The brain-blood barrier is a specialized membrane that protects the brain and spinal cord (the central nervous system, or CNS) from potential insults by preventing many molecules from entering via circulating blood. The central nervous system also is where motor neurons, which control movement, are found.

But “it’s almost incontrovertible that SMN levels are important and important in all tissue types,” Peltz said, noting that muscle growth, for instance, is “fundamentally different” in the absence of this protein.

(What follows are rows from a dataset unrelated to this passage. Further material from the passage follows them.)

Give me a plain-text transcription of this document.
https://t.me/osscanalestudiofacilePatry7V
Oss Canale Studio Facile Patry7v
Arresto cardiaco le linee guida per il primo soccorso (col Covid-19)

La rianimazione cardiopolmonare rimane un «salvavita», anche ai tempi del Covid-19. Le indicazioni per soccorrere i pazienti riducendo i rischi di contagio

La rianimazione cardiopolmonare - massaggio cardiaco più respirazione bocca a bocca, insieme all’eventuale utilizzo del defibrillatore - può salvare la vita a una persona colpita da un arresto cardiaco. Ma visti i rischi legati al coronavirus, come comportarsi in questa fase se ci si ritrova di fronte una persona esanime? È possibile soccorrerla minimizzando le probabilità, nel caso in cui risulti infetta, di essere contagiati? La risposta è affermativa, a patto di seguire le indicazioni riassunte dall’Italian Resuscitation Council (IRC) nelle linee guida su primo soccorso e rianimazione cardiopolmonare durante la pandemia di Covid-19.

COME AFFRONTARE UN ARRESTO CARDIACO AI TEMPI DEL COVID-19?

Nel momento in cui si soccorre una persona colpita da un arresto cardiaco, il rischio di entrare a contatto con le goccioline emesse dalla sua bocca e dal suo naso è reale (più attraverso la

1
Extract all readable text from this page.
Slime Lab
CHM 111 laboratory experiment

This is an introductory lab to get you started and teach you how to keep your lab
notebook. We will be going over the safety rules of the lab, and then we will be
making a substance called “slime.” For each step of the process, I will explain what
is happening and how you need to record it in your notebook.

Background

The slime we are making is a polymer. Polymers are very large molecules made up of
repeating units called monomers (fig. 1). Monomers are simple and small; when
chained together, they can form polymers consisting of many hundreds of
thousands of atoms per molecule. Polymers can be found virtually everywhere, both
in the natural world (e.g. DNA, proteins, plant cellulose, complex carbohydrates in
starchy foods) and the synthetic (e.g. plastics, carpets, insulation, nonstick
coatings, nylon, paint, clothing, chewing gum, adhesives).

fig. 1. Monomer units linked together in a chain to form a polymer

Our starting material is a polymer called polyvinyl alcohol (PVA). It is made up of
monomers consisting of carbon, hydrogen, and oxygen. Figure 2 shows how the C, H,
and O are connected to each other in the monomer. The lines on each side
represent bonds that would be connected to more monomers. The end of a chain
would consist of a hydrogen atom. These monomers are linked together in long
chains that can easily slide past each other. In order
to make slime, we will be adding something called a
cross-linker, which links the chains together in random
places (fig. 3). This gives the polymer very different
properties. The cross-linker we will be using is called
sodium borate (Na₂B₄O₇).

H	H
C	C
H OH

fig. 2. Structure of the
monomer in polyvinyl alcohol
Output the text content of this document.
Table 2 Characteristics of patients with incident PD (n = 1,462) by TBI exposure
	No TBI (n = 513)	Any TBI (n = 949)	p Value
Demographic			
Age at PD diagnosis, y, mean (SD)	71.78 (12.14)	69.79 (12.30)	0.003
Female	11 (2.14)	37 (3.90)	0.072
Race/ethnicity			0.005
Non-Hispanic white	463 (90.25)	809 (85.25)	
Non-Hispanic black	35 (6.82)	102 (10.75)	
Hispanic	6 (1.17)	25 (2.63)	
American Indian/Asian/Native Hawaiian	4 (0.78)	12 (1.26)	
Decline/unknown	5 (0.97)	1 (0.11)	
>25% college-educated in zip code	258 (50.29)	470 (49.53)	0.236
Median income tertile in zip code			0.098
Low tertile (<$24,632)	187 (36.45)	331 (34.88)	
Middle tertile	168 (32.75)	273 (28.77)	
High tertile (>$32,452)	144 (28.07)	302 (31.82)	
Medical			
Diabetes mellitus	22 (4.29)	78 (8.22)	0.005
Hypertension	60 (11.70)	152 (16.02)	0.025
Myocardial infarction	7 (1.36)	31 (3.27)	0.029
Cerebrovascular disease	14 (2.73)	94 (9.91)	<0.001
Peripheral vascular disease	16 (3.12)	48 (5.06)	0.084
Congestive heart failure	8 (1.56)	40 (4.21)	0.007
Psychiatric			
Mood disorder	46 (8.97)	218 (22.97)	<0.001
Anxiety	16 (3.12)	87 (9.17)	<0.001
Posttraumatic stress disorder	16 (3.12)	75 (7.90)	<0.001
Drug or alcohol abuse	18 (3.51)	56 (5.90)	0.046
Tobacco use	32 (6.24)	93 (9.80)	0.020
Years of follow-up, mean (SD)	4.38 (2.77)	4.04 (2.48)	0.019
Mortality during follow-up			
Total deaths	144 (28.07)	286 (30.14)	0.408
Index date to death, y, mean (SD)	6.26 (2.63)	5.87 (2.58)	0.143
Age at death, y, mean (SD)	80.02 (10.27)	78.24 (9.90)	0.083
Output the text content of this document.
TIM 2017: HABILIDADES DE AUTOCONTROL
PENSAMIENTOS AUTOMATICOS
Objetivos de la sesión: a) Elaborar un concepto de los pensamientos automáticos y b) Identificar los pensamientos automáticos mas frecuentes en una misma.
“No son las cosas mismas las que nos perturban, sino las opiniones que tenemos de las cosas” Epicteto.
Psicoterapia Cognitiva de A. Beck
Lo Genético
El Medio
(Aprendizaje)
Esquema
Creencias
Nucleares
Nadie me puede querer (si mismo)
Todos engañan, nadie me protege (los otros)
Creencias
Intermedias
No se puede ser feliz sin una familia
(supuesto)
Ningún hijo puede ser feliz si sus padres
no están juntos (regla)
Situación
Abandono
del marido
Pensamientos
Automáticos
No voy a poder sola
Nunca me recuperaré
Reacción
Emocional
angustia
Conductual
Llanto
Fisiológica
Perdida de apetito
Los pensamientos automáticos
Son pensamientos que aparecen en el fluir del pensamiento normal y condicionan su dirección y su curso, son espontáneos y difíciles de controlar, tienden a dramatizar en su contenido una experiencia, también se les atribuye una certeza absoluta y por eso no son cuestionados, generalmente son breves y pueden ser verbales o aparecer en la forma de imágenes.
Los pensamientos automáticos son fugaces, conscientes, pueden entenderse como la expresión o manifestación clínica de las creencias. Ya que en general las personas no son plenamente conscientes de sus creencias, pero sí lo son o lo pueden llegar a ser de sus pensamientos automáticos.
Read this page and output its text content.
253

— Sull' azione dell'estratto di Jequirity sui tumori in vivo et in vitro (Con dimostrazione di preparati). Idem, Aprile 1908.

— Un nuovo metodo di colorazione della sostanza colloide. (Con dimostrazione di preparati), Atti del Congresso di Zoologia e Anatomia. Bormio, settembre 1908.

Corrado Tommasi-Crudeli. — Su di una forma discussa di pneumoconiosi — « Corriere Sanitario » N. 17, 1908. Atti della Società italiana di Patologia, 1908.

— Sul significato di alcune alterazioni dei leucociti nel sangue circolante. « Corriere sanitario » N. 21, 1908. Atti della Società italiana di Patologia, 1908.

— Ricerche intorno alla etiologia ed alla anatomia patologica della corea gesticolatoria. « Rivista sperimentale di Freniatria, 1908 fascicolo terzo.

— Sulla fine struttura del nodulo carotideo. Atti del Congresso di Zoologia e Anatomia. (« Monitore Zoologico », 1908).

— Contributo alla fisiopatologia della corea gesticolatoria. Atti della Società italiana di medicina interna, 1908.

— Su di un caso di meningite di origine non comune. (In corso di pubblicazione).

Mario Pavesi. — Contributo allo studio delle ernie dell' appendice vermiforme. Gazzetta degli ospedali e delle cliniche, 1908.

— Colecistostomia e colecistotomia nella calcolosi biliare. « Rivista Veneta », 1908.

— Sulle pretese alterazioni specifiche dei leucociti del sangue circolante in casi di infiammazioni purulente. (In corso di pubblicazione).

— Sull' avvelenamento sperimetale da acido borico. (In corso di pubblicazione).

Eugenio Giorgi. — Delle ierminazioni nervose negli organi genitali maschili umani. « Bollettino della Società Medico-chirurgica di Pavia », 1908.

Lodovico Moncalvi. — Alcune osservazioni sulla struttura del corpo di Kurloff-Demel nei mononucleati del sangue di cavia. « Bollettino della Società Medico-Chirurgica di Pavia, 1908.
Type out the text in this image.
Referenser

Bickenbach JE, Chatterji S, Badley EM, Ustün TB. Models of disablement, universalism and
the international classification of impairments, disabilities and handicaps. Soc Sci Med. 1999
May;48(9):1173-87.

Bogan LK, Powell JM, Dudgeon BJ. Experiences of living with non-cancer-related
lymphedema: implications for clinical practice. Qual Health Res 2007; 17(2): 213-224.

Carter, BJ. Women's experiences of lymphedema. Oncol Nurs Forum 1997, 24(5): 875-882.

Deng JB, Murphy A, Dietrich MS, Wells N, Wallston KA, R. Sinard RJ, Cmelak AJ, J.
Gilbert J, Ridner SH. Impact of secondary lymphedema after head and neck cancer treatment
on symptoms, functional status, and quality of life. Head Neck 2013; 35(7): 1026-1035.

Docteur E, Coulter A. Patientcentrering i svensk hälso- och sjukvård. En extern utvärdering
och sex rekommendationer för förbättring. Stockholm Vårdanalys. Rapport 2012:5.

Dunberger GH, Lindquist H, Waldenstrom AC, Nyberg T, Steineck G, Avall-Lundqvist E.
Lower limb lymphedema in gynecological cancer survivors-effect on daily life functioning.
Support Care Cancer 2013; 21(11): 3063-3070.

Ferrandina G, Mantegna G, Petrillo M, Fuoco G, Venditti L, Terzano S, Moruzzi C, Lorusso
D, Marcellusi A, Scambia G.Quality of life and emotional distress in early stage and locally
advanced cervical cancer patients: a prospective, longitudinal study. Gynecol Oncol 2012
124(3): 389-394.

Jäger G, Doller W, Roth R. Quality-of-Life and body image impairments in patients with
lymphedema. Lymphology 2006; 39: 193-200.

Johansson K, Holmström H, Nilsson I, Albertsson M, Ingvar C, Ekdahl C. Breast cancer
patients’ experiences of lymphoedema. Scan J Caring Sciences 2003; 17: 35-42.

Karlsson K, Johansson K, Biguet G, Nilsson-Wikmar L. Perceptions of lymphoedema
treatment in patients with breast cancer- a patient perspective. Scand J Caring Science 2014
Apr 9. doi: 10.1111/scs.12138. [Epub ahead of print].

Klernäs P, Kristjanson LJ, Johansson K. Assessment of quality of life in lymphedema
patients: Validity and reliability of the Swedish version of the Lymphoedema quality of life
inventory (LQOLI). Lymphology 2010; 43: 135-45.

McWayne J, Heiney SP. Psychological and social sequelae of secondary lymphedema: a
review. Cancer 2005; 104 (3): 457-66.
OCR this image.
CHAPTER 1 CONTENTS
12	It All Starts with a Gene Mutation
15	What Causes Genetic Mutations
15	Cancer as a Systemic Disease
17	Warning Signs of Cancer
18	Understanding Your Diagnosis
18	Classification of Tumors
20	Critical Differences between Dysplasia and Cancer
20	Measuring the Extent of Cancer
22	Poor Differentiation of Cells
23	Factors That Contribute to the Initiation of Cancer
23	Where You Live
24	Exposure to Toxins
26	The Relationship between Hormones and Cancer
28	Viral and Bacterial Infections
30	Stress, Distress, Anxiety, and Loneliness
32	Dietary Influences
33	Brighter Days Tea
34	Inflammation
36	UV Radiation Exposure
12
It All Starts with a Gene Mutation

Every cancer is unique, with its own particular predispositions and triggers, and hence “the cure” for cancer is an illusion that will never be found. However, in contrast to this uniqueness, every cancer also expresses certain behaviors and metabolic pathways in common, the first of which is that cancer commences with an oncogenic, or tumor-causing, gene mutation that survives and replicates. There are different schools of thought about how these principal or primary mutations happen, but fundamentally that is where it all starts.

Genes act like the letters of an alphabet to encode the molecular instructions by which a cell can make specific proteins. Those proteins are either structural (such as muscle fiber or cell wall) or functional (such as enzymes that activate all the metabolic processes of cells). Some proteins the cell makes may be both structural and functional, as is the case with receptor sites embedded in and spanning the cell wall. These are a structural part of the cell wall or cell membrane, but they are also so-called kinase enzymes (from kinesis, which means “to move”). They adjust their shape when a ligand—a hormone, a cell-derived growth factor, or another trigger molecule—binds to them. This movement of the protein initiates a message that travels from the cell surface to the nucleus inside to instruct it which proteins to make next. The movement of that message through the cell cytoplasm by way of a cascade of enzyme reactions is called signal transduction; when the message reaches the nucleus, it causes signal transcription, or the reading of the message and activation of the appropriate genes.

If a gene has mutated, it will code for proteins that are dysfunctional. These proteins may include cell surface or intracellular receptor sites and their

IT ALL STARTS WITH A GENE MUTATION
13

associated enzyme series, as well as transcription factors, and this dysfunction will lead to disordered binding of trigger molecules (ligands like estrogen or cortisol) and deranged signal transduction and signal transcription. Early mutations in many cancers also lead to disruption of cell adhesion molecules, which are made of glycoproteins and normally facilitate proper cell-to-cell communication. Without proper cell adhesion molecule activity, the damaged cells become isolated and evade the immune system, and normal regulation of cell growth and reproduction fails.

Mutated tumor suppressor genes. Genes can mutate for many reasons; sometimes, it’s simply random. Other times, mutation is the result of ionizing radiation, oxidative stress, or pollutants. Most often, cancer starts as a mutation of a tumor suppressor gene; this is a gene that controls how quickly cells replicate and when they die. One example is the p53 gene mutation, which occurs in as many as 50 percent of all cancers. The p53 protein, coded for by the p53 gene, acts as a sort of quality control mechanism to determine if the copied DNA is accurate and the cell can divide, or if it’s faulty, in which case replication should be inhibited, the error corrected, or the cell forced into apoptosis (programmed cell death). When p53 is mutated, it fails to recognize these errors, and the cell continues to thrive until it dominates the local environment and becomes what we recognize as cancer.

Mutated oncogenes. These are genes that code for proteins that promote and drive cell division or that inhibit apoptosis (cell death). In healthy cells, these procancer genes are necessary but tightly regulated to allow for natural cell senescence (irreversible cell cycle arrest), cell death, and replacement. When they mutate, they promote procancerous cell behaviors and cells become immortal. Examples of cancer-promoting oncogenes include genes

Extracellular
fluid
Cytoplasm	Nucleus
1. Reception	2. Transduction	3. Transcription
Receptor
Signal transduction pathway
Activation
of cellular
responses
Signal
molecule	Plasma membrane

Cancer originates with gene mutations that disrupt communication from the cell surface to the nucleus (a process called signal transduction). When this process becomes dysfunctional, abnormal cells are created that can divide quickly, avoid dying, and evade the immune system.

Reports of non-neurological problems in babies and children who later show SMA’s hallmark symptoms are known, Naryshkin added, further supporting the idea that “multiple organs are affected.”

PTC initially looked at three different ways of boosting SMN2’s ability to produce a better SMN protein. Targeting SMN2 splicing “took off more rapidly, and we put all our efforts on that,” Peltz said.

The “hard work” began around 2005–06: high-throughput screenings to identify those parts of a molecule that could be optimized to create a more selective — meaning safer — and potent oral splicing modifier.

“We had to solve all of those problems, which we did,” Peltz said, emphasizing that “most people didn’t think that it was doable.”

By the time Roche joined, PTC had a list of small molecules from which to choose — and the tools to optimize them.

Real-world studies in all SMA types, ages

Evrysdi’s clinical testing would involve the broadest range of SMA patients in terms of age and disease severity to date — at the request of the SMA community, Peltz and Naryshkin said.

“If you look at the other [SMA] studies that were being done, they didn’t really look at what you call real-world patients,” Peltz said.

One of the first “truly exciting” trial observations came after four weeks of the therapy’s use, then known as risdiplam. SMN protein levels rose in patients to meet or exceed those found in age-matched healthy volunteers.

Nikolai Naryshkin, PTC

Nikolai Naryshkin, vice president of biology at PTC Therapeutics and head of its SMA program. (Photo courtesy of PTC)

“It was really reassuring,” Naryshkin said, as these data highlighted that treatment was effectively targeting SMN2’s splicing and resulting in “therapeutic SMN levels” in people with all types of SMA.

As is expected, greater benefits were seen in babies treated in the first months of life — when motor neurons, non-renewing cells, die in the absence of SMN. But older patients with type 2 and 3 disease also showed either improvements or stabilization in their motor function.

Based on PTC’s experience in treating Duchenne, Peltz anticipates that gains realized through Evrysdi’s use “will become better and better over time.”

An ‘incredible journey’

PTC believes that Evrysdi’s systemic nature, its “great safety profile,” and its ease of use (a flavored daily liquid) all provide potential advantages over SMA’s two other disease-modifying therapies — Spinraza (by Biogen) and Zolgensma (by Novartis and AveXis).

While both Evrysdi and Spinraza target SMN2 splicing, they are molecularly and mechanistically different, Peltz said. And the long-term effectiveness of Zolgensma, a gene therapy that works by delivering a working copy of the SMN1 gene to cells, is being determined.

Spinraza does not have systemic effects, because it cannot cross the blood-brain barrier. Approved to treat all SMA types and ages, it is injected every four months directly into the fluid that bathes the central nervous system

Zolgensma is approved as a one-time intravenous (IV) infusion therapy for newborns and toddlers up to age 2. As an IV infusion it enters the bloodstream, but is reported to specifically target motor neurons.

Results of clinical studies into all three therapies, Naryshkin said, have made it “quite clear to us that systemically bio-distributed pharmacological agents have a benefit,” even in patients with more advanced disease.

“It’s been an incredible journey, both scientifically, intellectually, as well as emotionally,” he said. “Staying together and getting to this stage … is very rewarding.”

PTC “couldn’t be prouder,” Peltz added, to be “part of a solution to a disease and be part of that community.”